Numa declaração distribuída entre os participantes e à qual a os órgãos de comunicação brasileiros tiveram acesso, a diretora regional do Fórum, Marisol Argueta de Barillas, anunciou a suspensão da reunião devido à “situação dinâmica em torno do coronavírus”.

“O Fórum Económico Mundial e os seus parceiros no Brasil concordaram em marcar essa reunião novamente numa data posterior”, disse Argueta.

A edição latino-americana do fórum estava agendada entre 28 e 30 de abril em São Paulo, a cidade mais rica e populosa do Brasil e onde estão concentrados a maioria dos casos confirmados no país sul-americano.

O Ministério da Saúde informou sexta-feira que os casos confirmados saltaram de 8 para 13 num só dia, dez dos quais no estado de São Paulo, onde vivem mais de 40 milhões de pessoas.

Os estados do Rio de Janeiro, Bahia e Espírito Santo já confirmaram um caso cada, enquanto as autoridades sanitárias de Brasília aguardam o teste de um paciente de 52 anos, que apresentou resultado positivo no primeiro diagnóstico.

O Presidente brasileiro, Jair Bolsonaro, falou na noite de sexta-feira ao país, num pronunciamento transmitido em cadeia nacional de rádio e televisão, declarando que “não há motivo para pânico” em relação ao novo coronavírus (Covid-19).

“O mundo enfrenta um grande desafio. Nos últimos meses surgiu um vírus novo, contra o qual não temos imunidade. Os casos iniciaram-se na China, mas o vírus já está presente em todos os continentes. O Brasil reforçou o seu sistema de vigilância nos portos, aeroportos e unidades de saúde e foi o primeiro país da América do Sul a lidar com a enfermidade”, afirmou o chefe de Estado do Brasil, país que tem, neste momento, 13 casos de coronavírus confirmados.

“Convoco a população brasileira, em especial os profissionais de saúde, para que trabalhemos unidos e superemos juntos essa situação.

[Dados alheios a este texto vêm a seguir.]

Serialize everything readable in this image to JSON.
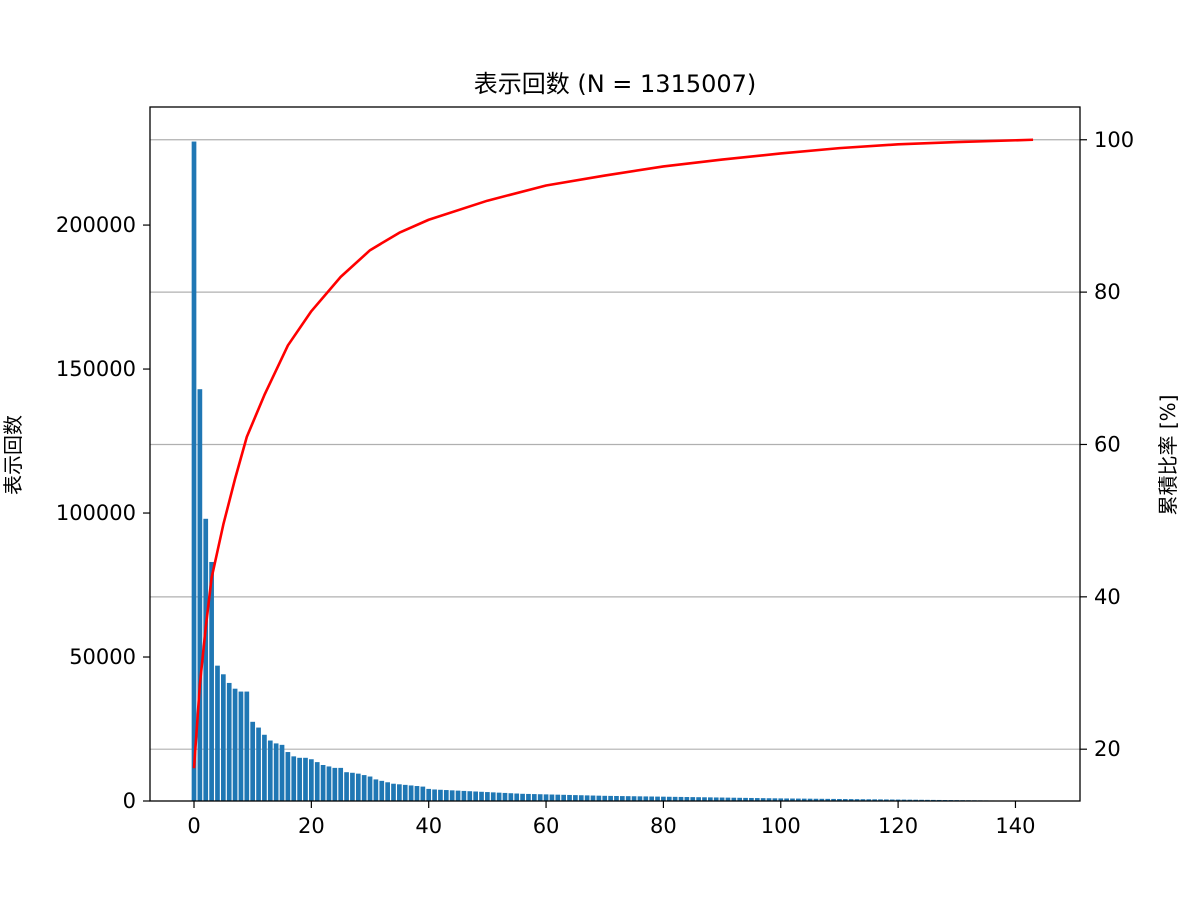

O momento é de união. Ainda que o problema possa agravar-se, não há motivo para pânico. Seguir rigorosamente as recomendações dos especialistas é a melhor medida de prevenção”, acrescentou o mandatário.

A China registou hoje mais 28 mortes devido do Covid-19, elevando o número total de mortes para 3.070, informou a Comissão Nacional de Saúde do país.

O surto de Covid-19, detetado em dezembro, na China, e que pode causar infeções respiratórias como pneumonia, provocou mais de 3.600 mortos e infetou mais de 100 mil pessoas em 92 países e territórios.

Das pessoas infetadas, mais de 55 mil recuperaram.

Em Portugal, a Direção-Geral da Saúde (DGS) confirmou 13 casos de infeção.

A Organização Mundial de Saúde (OMS) declarou o surto de Covid-19 como uma emergência de saúde pública internacional e aumentou o risco para “muito elevado”.